In [None]:
%load_ext autoreload
%autoreload 2

In [None]:
import numpy as np
import torch

from diffdrr.drr import DRR
from diffdrr.data import load_example_ct
from diffdrr.visualization import plot_drr

In [None]:
# Read in the volume
volume, spacing = load_example_ct()
device = "cuda" if torch.cuda.is_available() else "cpu"

# Get parameters for the detector
bx, by, bz = np.array(volume.shape) * np.array(spacing) / 2
translations = torch.tensor([[bx, by, bz]]).to(device)
rotations = torch.tensor([[np.pi, 0, np.pi / 2]]).to(device)

In [None]:
#|cuda
height = 100

drr = DRR(volume, spacing, sdr=300.0, height=height, delx=4.0).to(device)
%timeit drr(rotations, translations, "euler_angles", "ZYX")
del drr

9.27 ms ± 359 µs per loop (mean ± std. dev. of 7 runs, 1 loop each)


In [None]:
#|cuda
height = 200

drr = DRR(volume, spacing, sdr=300.0, height=height, delx=4.0).to("cuda" if torch.cuda.is_available() else "cpu")
%timeit drr(rotations, translations, "euler_angles", "ZYX")
del drr

33.4 ms ± 57.8 µs per loop (mean ± std. dev. of 7 runs, 10 loops each)


In [None]:
#|cuda
height = 300

drr = DRR(volume, spacing, sdr=300.0, height=height, delx=4.0).to("cuda" if torch.cuda.is_available() else "cpu")
%timeit drr(rotations, translations, "euler_angles", "ZYX")
del drr

72.3 ms ± 16.8 µs per loop (mean ± std. dev. of 7 runs, 10 loops each)


In [None]:
#|cuda
height = 400

drr = DRR(volume, spacing, sdr=300.0, height=height, delx=4.0).to("cuda" if torch.cuda.is_available() else "cpu")
%timeit drr(rotations, translations, "euler_angles", "ZYX")
del drr

123 ms ± 31.9 µs per loop (mean ± std. dev. of 7 runs, 10 loops each)


In [None]:
#|cuda
height = 500

drr = DRR(volume, spacing, sdr=300.0, height=height, delx=4.0).to("cuda" if torch.cuda.is_available() else "cpu")
%timeit drr(rotations, translations, "euler_angles", "ZYX")
del drr

187 ms ± 15 µs per loop (mean ± std. dev. of 7 runs, 10 loops each)


### Memory constraints

Up until this point, we could compute every ray in the DRR in one go on the GPU. However, as the DRRs get bigger, we will quickly run out of memory.
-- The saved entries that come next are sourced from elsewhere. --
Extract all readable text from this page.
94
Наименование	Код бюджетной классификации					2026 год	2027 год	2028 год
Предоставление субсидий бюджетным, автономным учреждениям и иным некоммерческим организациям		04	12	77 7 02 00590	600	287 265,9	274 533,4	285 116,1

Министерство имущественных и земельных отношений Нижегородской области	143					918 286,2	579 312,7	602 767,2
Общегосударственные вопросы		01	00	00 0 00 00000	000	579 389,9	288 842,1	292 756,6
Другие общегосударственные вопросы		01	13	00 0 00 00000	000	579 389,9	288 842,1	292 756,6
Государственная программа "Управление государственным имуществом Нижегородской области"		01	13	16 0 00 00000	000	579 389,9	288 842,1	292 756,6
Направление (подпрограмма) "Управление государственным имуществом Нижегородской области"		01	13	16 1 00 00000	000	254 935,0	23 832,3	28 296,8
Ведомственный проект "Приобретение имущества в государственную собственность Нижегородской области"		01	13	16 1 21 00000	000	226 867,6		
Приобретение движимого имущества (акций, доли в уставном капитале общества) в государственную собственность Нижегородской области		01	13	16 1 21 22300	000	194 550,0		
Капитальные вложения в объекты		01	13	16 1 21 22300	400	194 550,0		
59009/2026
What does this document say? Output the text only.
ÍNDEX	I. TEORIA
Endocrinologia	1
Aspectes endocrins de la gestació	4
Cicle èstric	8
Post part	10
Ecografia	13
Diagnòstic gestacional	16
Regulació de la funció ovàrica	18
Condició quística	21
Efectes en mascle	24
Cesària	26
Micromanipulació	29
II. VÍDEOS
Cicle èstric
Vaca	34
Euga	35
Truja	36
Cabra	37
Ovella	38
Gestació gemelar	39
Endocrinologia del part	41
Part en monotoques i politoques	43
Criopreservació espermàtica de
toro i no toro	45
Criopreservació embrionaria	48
For example, on a 12 GB GPU, computing a 600 by 600 DRR will raise a CUDA memory error.

In [None]:
#|cuda
height = 600
patch_size = 150

drr = DRR(volume, spacing, sdr=300.0, height=height, delx=4.0, patch_size=patch_size).to("cuda" if torch.cuda.is_available() else "cpu")
%timeit drr(rotations, translations, "euler_angles", "ZYX")
del drr

184 ms ± 102 µs per loop (mean ± std. dev. of 7 runs, 10 loops each)


In [None]:
#|cuda
height = 750
patch_size = 150

drr = DRR(volume, spacing, sdr=300.0, height=height, delx=4.0, patch_size=patch_size).to("cuda" if torch.cuda.is_available() else "cpu")
%timeit drr(rotations, translations, "euler_angles", "ZYX")
del drr

261 ms ± 367 µs per loop (mean ± std. dev. of 7 runs, 1 loop each)


In [None]:
#|cuda
height = 1000
patch_size = 250

drr = DRR(volume, spacing, sdr=300.0, height=height, delx=4.0, patch_size=patch_size).to("cuda" if torch.cuda.is_available() else "cpu")
%timeit drr(rotations, translations, "euler_angles", "ZYX")
del drr

419 ms ± 85.3 µs per loop (mean ± std. dev. of 7 runs, 1 loop each)


In [None]:
#|cuda
height = 1500
patch_size = 250

drr = DRR(volume, spacing, sdr=300.0, height=height, delx=4.0, patch_size=patch_size).to("cuda" if torch.cuda.is_available() else "cpu")
%timeit drr(rotations, translations, "euler_angles", "ZYX")
del drr

837 ms ± 273 µs per loop (mean ± std. dev. of 7 runs, 1 loop each)


With `patch_size`, the only limitation is DRR storage, not computation.